Now, a recent study by Finnish researchers suggests a different oral bacteria, P. gingivalis may be involved. “The presence of P. gingivalis in patients with ERA [early rheumatoid arthritis], as observed in our study among the patients with PD 4 mm or more [periodontal probing depth] may be a combining link between periodontal disease and RA.”
The Finns noted that P. gingivalis has been discussed in others’ earlier studies on periodontal disease and RA. Although they did not cite the recent Johns Hopkins School of Medicine work, the Finnish team wrote that their results also agreed with earlier studies published elsewhere concerning associations between periodontitis and RA.

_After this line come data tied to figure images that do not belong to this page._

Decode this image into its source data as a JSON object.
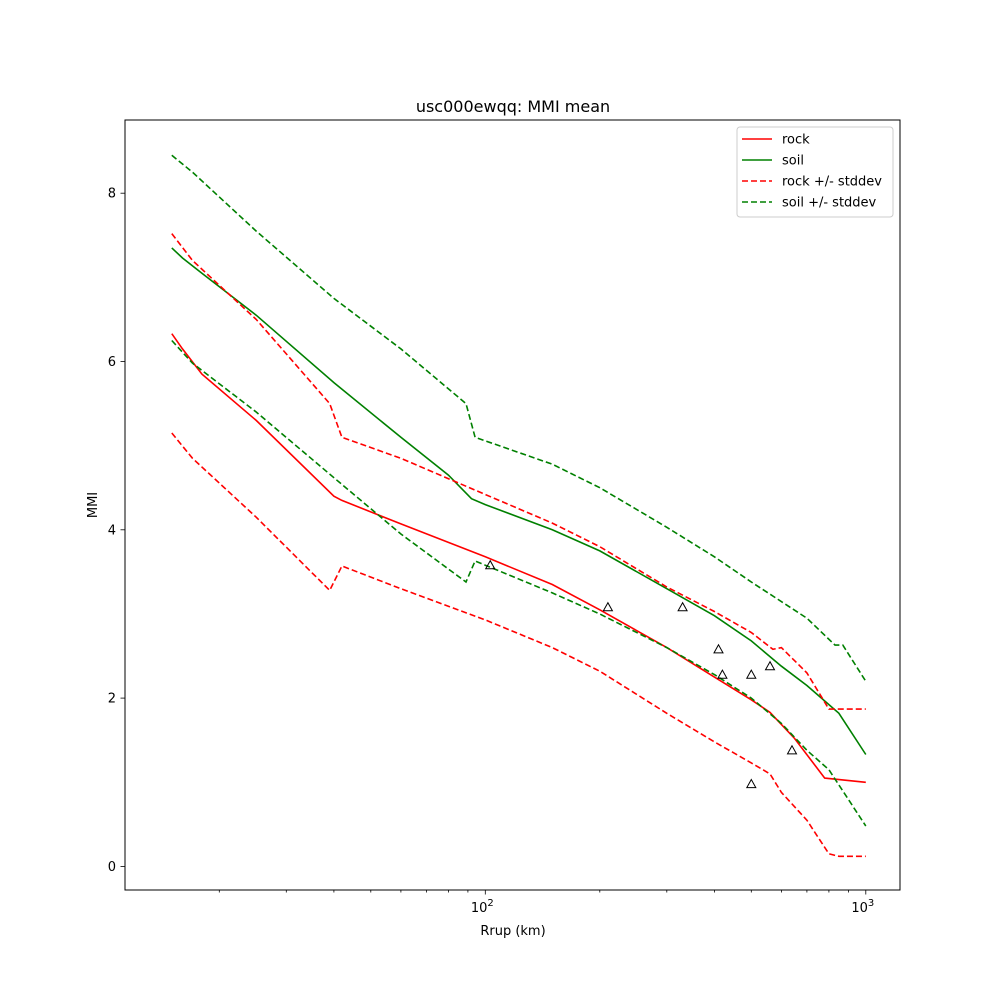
{
  "chart_data": {
    "type": "line",
    "title": "usc000ewqq: MMI mean",
    "xlabel": "Rrup (km)",
    "ylabel": "MMI",
    "xscale": "log",
    "xlim": [
      11.3,
      1230
    ],
    "ylim": [
      -0.28,
      8.87
    ],
    "x_major_ticks": [
      {
        "value": 100,
        "base": "10",
        "exp": "2"
      },
      {
        "value": 1000,
        "base": "10",
        "exp": "3"
      }
    ],
    "x_minor_ticks": [
      20,
      30,
      40,
      50,
      60,
      70,
      80,
      90,
      200,
      300,
      400,
      500,
      600,
      700,
      800,
      900
    ],
    "y_ticks": [
      {
        "value": 0,
        "label": "0"
      },
      {
        "value": 2,
        "label": "2"
      },
      {
        "value": 4,
        "label": "4"
      },
      {
        "value": 6,
        "label": "6"
      },
      {
        "value": 8,
        "label": "8"
      }
    ],
    "grid": false,
    "legend_position": "top-right",
    "series": [
      {
        "name": "rock",
        "color": "#ff0000",
        "style": "solid",
        "points": [
          [
            15,
            6.33
          ],
          [
            16,
            6.15
          ],
          [
            18,
            5.85
          ],
          [
            25,
            5.3
          ],
          [
            40,
            4.4
          ],
          [
            42,
            4.35
          ],
          [
            60,
            4.07
          ],
          [
            100,
            3.68
          ],
          [
            150,
            3.35
          ],
          [
            200,
            3.05
          ],
          [
            300,
            2.6
          ],
          [
            400,
            2.25
          ],
          [
            500,
            1.98
          ],
          [
            560,
            1.83
          ],
          [
            650,
            1.52
          ],
          [
            780,
            1.05
          ],
          [
            1000,
            1.0
          ]
        ]
      },
      {
        "name": "soil",
        "color": "#008000",
        "style": "solid",
        "points": [
          [
            15,
            7.35
          ],
          [
            16,
            7.23
          ],
          [
            18,
            7.05
          ],
          [
            25,
            6.55
          ],
          [
            40,
            5.75
          ],
          [
            60,
            5.1
          ],
          [
            80,
            4.65
          ],
          [
            92,
            4.37
          ],
          [
            100,
            4.3
          ],
          [
            150,
            4.0
          ],
          [
            200,
            3.75
          ],
          [
            300,
            3.3
          ],
          [
            400,
            2.98
          ],
          [
            500,
            2.68
          ],
          [
            600,
            2.38
          ],
          [
            700,
            2.15
          ],
          [
            850,
            1.82
          ],
          [
            1000,
            1.33
          ]
        ]
      },
      {
        "name": "rock +/- stddev",
        "color": "#ff0000",
        "style": "dashed",
        "points": [
          [
            15,
            7.52
          ],
          [
            17,
            7.2
          ],
          [
            25,
            6.5
          ],
          [
            39,
            5.5
          ],
          [
            42,
            5.1
          ],
          [
            60,
            4.85
          ],
          [
            100,
            4.42
          ],
          [
            150,
            4.08
          ],
          [
            200,
            3.8
          ],
          [
            300,
            3.32
          ],
          [
            400,
            3.03
          ],
          [
            500,
            2.78
          ],
          [
            570,
            2.58
          ],
          [
            600,
            2.6
          ],
          [
            700,
            2.3
          ],
          [
            800,
            1.87
          ],
          [
            1000,
            1.87
          ]
        ]
      },
      {
        "name": "rock +/- stddev",
        "color": "#ff0000",
        "style": "dashed",
        "legend": false,
        "points": [
          [
            15,
            5.15
          ],
          [
            17,
            4.85
          ],
          [
            25,
            4.15
          ],
          [
            39,
            3.28
          ],
          [
            42,
            3.57
          ],
          [
            60,
            3.3
          ],
          [
            100,
            2.93
          ],
          [
            150,
            2.6
          ],
          [
            200,
            2.32
          ],
          [
            300,
            1.82
          ],
          [
            400,
            1.48
          ],
          [
            500,
            1.23
          ],
          [
            560,
            1.1
          ],
          [
            600,
            0.88
          ],
          [
            700,
            0.55
          ],
          [
            800,
            0.15
          ],
          [
            850,
            0.12
          ],
          [
            1000,
            0.12
          ]
        ]
      },
      {
        "name": "soil +/- stddev",
        "color": "#008000",
        "style": "dashed",
        "points": [
          [
            15,
            8.45
          ],
          [
            17,
            8.25
          ],
          [
            25,
            7.55
          ],
          [
            40,
            6.75
          ],
          [
            60,
            6.15
          ],
          [
            89,
            5.5
          ],
          [
            94,
            5.1
          ],
          [
            150,
            4.78
          ],
          [
            200,
            4.5
          ],
          [
            300,
            4.03
          ],
          [
            400,
            3.68
          ],
          [
            500,
            3.38
          ],
          [
            700,
            2.95
          ],
          [
            830,
            2.63
          ],
          [
            870,
            2.63
          ],
          [
            1000,
            2.2
          ]
        ]
      },
      {
        "name": "soil +/- stddev",
        "color": "#008000",
        "style": "dashed",
        "legend": false,
        "points": [
          [
            15,
            6.25
          ],
          [
            17,
            5.98
          ],
          [
            25,
            5.4
          ],
          [
            40,
            4.62
          ],
          [
            60,
            3.95
          ],
          [
            89,
            3.38
          ],
          [
            94,
            3.63
          ],
          [
            100,
            3.58
          ],
          [
            150,
            3.25
          ],
          [
            200,
            3.0
          ],
          [
            300,
            2.6
          ],
          [
            400,
            2.28
          ],
          [
            500,
            2.0
          ],
          [
            600,
            1.7
          ],
          [
            700,
            1.38
          ],
          [
            800,
            1.15
          ],
          [
            1000,
            0.48
          ]
        ]
      }
    ],
    "observations": {
      "marker": "triangle",
      "points": [
        [
          103,
          3.58
        ],
        [
          210,
          3.08
        ],
        [
          330,
          3.08
        ],
        [
          410,
          2.58
        ],
        [
          420,
          2.28
        ],
        [
          500,
          2.28
        ],
        [
          560,
          2.38
        ],
        [
          640,
          1.38
        ],
        [
          500,
          0.98
        ]
      ]
    }
  }
}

However, this was an ancillary finding for the Finnish team, whose objective was to investigate the role of anti-rheumatic drugs on periodontal health. “The main result of our study was that periodontal health indeed was poorer in patients with RA in general compared with population controls. Nearly 80 percent of patients with ERA and 85% of patients with CRA [chronic rheumatoid arthritis] suffered from periodontitis vs 40% of controls….” the researchers wrote. “The poorer periodontal health could be the result of a weakened immune defense in the host due to RA and future, increased systemic inflammation may initiate or enhance the severity of periodontitis…” wrote Leena Ayravainen, DDS (pictured), and her co-authors from the University of Helsinki.
In the Finnish cohort, previously untreated ERA patients received non-biologic medications and CRA patients, because of a previous insufficient response to synthetic anti-rheumatic drugs, received biologics or a combination of biologic and non-biologics. These drugs neither improved or worsened the gum disease in the 83 patients who participated in the study between September 2005 and May 2014, the study found. The study included 43 controls.
At follow-up, “no improvement could be observed in periodontal status among the patients with RA.” The study also said that its reults "show that biological DMARDs [disease modifying anti-rheumatic drugs] can be used in patients with chronic active RA as they do not worsen periodontitis in these patients.” In the previously untreated early RA patients, “conventional anti-rheumatic treatment did not enhance the inflammation or oral pathogenic microbes.”
These findings appear to contradict earlier results, the Finnish researchers noted. Others have reported in three out of four studies, that the TNT-a (a biologic) suppressed periodontal inflammation in RA patients and three more studies reported non-biologics had a suppressive effect on periodontitis, they wrote.
The Finnish findings also stressed the importance of oral hygiene. “Impaired oral health habits rather than weakened immune defense could partly explain the differences in plaque accumulation and gingival inflammation in patients with RA,” the Finns wrote. “…However, the weakened manual dexterity may have a role in oral hygiene habits and thus these patients need special attention in controlling oral hygiene with suitable individual dental hygiene equipment combined with proper periodontal treatment.”
The earlier work from Johns Hopkins was covered by MD Magazine in December. “Periodontitis in early and chronic rheumatoid arthritis: a prospective follow-up study in Finnish population”, was published online on Jan. 31 in BMJ Open and the JAMA commentary, “To Prevent Rheumatoid Arthritis, Look Past the Joints to the Gums”, was published online ahead of print on March 8th.